Approval of the reforms, which will see an end to production-led aid currently paid to the sector, draws to a close a process of reform begun in 2003.
"The Commission College has approved the proposal for a reform of the European Union's fruit and vegetable sector," Mariann Fischer Boel told the agricultural committee at the European parliament.
"The fruit and vegetable sector cannot afford to be the dunce of the class. It can benefit from many of the reforms that we have applied to the rest of the CAP - though with adjustments here and there."
This means that financial support for the sector will be decoupled from production, in line with other agricultural sectors, and transferred to the Single Payment Scheme (SPS).

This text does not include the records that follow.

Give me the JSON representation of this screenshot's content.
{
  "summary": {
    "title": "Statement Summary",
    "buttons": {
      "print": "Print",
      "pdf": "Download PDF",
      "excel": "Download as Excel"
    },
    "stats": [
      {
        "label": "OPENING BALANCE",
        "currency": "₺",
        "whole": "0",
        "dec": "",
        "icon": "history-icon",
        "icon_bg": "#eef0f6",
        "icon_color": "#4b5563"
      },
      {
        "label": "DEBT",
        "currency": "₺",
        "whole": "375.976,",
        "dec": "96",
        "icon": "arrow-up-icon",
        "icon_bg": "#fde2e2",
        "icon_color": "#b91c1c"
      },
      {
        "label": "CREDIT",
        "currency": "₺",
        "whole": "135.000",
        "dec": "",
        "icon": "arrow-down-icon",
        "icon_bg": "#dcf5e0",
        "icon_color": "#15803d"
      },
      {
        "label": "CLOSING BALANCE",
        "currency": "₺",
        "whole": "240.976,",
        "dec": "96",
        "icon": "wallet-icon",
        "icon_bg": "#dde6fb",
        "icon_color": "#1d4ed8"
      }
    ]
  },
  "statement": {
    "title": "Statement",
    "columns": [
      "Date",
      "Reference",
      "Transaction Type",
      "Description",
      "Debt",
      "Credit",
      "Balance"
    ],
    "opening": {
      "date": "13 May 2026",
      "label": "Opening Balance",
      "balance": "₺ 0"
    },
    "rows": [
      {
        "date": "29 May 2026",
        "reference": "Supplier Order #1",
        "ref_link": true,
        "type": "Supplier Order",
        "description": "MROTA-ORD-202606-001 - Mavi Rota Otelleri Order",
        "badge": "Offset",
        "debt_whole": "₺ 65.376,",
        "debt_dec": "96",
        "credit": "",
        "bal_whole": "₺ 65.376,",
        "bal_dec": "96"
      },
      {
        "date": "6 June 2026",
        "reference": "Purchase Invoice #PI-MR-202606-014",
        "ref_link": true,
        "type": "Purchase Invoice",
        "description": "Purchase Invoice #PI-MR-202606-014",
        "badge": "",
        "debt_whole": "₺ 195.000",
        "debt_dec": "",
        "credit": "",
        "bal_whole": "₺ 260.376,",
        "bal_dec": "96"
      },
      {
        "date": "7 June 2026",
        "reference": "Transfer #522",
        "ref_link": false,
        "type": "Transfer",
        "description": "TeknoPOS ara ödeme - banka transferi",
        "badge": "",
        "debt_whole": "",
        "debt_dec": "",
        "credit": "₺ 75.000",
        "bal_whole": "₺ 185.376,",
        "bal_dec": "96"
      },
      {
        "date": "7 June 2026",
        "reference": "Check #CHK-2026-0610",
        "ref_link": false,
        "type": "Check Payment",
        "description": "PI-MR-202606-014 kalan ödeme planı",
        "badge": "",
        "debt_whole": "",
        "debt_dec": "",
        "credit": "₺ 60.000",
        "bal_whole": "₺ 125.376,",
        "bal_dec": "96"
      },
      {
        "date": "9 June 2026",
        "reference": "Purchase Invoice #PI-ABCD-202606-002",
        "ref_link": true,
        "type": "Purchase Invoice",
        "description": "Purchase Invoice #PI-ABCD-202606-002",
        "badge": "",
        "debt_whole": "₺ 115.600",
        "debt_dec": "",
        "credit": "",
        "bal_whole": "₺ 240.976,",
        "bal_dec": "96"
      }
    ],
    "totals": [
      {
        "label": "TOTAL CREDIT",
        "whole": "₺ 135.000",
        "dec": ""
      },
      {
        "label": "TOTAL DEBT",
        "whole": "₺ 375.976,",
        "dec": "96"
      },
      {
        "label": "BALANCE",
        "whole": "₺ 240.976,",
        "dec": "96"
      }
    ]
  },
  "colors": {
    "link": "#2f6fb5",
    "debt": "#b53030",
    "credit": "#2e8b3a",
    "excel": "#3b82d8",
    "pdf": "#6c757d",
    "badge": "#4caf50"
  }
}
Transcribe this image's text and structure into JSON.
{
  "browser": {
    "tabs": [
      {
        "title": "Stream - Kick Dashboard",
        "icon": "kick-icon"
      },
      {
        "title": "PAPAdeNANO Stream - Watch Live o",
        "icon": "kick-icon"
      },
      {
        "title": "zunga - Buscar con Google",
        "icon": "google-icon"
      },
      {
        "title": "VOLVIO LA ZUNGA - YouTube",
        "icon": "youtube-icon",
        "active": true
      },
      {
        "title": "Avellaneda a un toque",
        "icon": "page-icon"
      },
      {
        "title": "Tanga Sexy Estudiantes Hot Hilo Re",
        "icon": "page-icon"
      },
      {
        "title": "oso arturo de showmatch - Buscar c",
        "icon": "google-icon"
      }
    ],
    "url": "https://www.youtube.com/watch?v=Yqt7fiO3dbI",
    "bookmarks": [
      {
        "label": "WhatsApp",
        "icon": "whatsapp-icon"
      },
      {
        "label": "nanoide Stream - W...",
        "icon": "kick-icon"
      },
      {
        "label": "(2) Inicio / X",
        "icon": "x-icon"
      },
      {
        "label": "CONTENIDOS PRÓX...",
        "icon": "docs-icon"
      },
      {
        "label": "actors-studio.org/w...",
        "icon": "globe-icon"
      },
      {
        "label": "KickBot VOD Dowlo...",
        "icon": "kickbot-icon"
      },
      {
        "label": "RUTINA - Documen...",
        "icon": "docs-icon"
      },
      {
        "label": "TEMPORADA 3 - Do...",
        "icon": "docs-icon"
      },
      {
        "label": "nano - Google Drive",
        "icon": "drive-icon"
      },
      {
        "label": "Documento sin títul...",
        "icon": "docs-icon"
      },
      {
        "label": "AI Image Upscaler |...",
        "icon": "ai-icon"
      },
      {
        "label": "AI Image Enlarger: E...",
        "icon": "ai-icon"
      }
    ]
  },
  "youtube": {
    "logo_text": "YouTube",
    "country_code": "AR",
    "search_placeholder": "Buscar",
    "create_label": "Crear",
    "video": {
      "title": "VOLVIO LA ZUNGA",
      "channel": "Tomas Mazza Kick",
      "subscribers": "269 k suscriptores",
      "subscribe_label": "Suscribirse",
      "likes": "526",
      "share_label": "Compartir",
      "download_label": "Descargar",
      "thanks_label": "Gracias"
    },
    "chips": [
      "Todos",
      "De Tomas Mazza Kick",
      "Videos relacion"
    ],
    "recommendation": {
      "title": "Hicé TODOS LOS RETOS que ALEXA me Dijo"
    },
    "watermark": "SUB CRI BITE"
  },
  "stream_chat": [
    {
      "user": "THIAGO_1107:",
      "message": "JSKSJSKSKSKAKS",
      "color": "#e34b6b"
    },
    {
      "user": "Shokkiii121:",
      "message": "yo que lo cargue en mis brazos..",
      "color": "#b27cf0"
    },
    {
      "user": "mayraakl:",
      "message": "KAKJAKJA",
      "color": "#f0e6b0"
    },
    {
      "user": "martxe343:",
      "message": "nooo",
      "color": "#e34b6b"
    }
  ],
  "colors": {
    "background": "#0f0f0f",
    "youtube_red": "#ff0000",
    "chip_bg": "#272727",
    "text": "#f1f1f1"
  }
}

"Most sectors covered by the CAP have now been brought into the Single Payment Scheme (SPS). It's time that the fruit and vegetable sector followed that movement," she said.
"This is about giving to fruit and vegetable production the benefits which the SPS has brought to other sectors. We have to see the fruit and vegetable sector in the context of the CAP as a whole."
Fischer Boel added that in order to achieve these objectives, the role of the Producer Organisations, which often run the sector in some regions, should be supported. "We also propose that Producer Organisations should have to devote at least 20 per cent of the spending in their operational programmes to environmental measures."
The objectives of the reform therefore are to help make the sector more competitive and market-oriented, for the sake of sustainable production, to encourage people in the European Union to eat more fruit and vegetables and to make the sector more environmentally responsible.
In essence, the proposals are part of a bigger change, encapsulated by Boel at a recent farming conference in the UK. She told delegates that while the CAP has already undergone reform, further changes are inevitable, and that food producers must expect import tariffs to continue to fall over time.
She also voiced her opinion that these changes will have positive effects for the EU.
"In the agrifood sector, we may spend a lot of time worrying about Brazil," she told the Oxford farming conference.
"But how often do we think about countries such as India, where we tap into only a fraction of the potential demand for wines, spirits and other high-quality goods that we produce so well?"